If you are like the rest of my young friends, you do not mind having the Spider's history interrupted, that we might think of this sweet story of Alice, and how she too "tried the ropes," and found them "all right." But there was one great difference, was there not? The spider's ropes are spun out of his own body; they are twisted so strongly and firmly by his own feet; but Alice knew that if she was to be safe in life and in death, nothing of her own was strong enough to hold by; she could be saved only because the Lord Jesus Christ had finished the work which God gave to Him to do. It was because Alice knew Whom she had believed that she could say she had tried the ropes and found them all right; she knew they would bear any strain, and so she could answer that question about being afraid, and reply that she had no fear whatever.

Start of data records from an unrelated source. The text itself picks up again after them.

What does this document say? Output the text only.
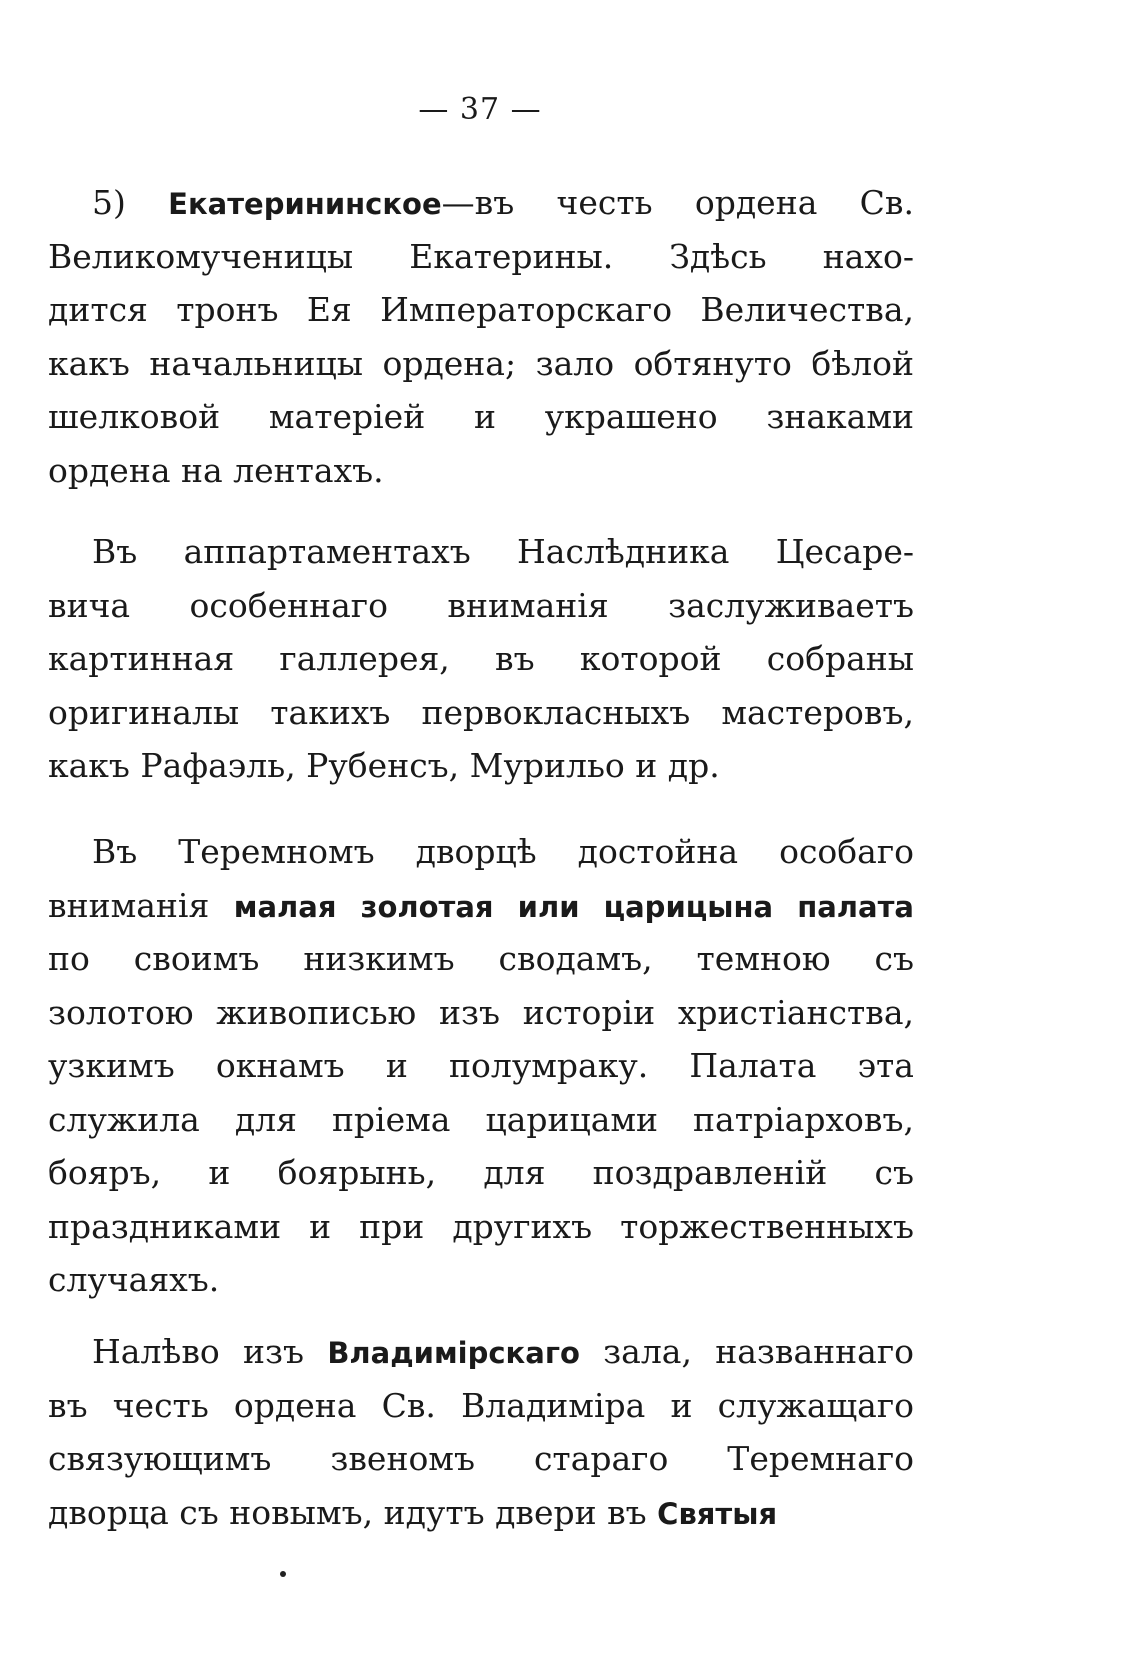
— 37 —
5) Екатерининское—въ честь ордена Св.
Великомученицы Екатерины. Здѣсь нахо-
дится тронъ Ея Императорскаго Величества,
какъ начальницы ордена; зало обтянуто бѣлой
шелковой матеріей и украшено знаками
ордена на лентахъ.
Въ аппартаментахъ Наслѣдника Цесаре-
вича особеннаго вниманія заслуживаетъ
картинная галлерея, въ которой собраны
оригиналы такихъ первокласныхъ мастеровъ,
какъ Рафаэль, Рубенсъ, Мурильо и др.
Въ Теремномъ дворцѣ достойна особаго
вниманія малая золотая или царицына палата
по своимъ низкимъ сводамъ, темною съ
золотою живописью изъ исторіи христіанства,
узкимъ окнамъ и полумраку. Палата эта
служила для пріема царицами патріарховъ,
бояръ, и боярынь, для поздравленій съ
праздниками и при другихъ торжественныхъ
случаяхъ.
Налѣво изъ Владимірскаго зала, названнаго
въ честь ордена Св. Владиміра и служащаго
связующимъ звеномъ стараго Теремнаго
дворца съ новымъ, идутъ двери въ Святыя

I want just here to copy for you some beautiful lines, written by one who "fell asleep in Jesus" when he was quite young, not yet sixteen; they were found in his pocket-book.
"Oh! I have been at the brink of the grave,
And stood on the edge of its dark, deep wave;
And I thought, in the still calm hours of night,
Of those regions where all is for ever bright;
And I feared not the wave
Of the gloomy grave,
For I knew that Jehovah was mighty to save.
"I have watched the solemn ebb and flow,
Of life's tide which was fleeting sure though slow;
I've stood on the shore of eternity,
And heard the deep roar of its rushing sea;
Yet I feared not the wave
Of the gloomy grave,
For I knew that Jehovah was mighty to save.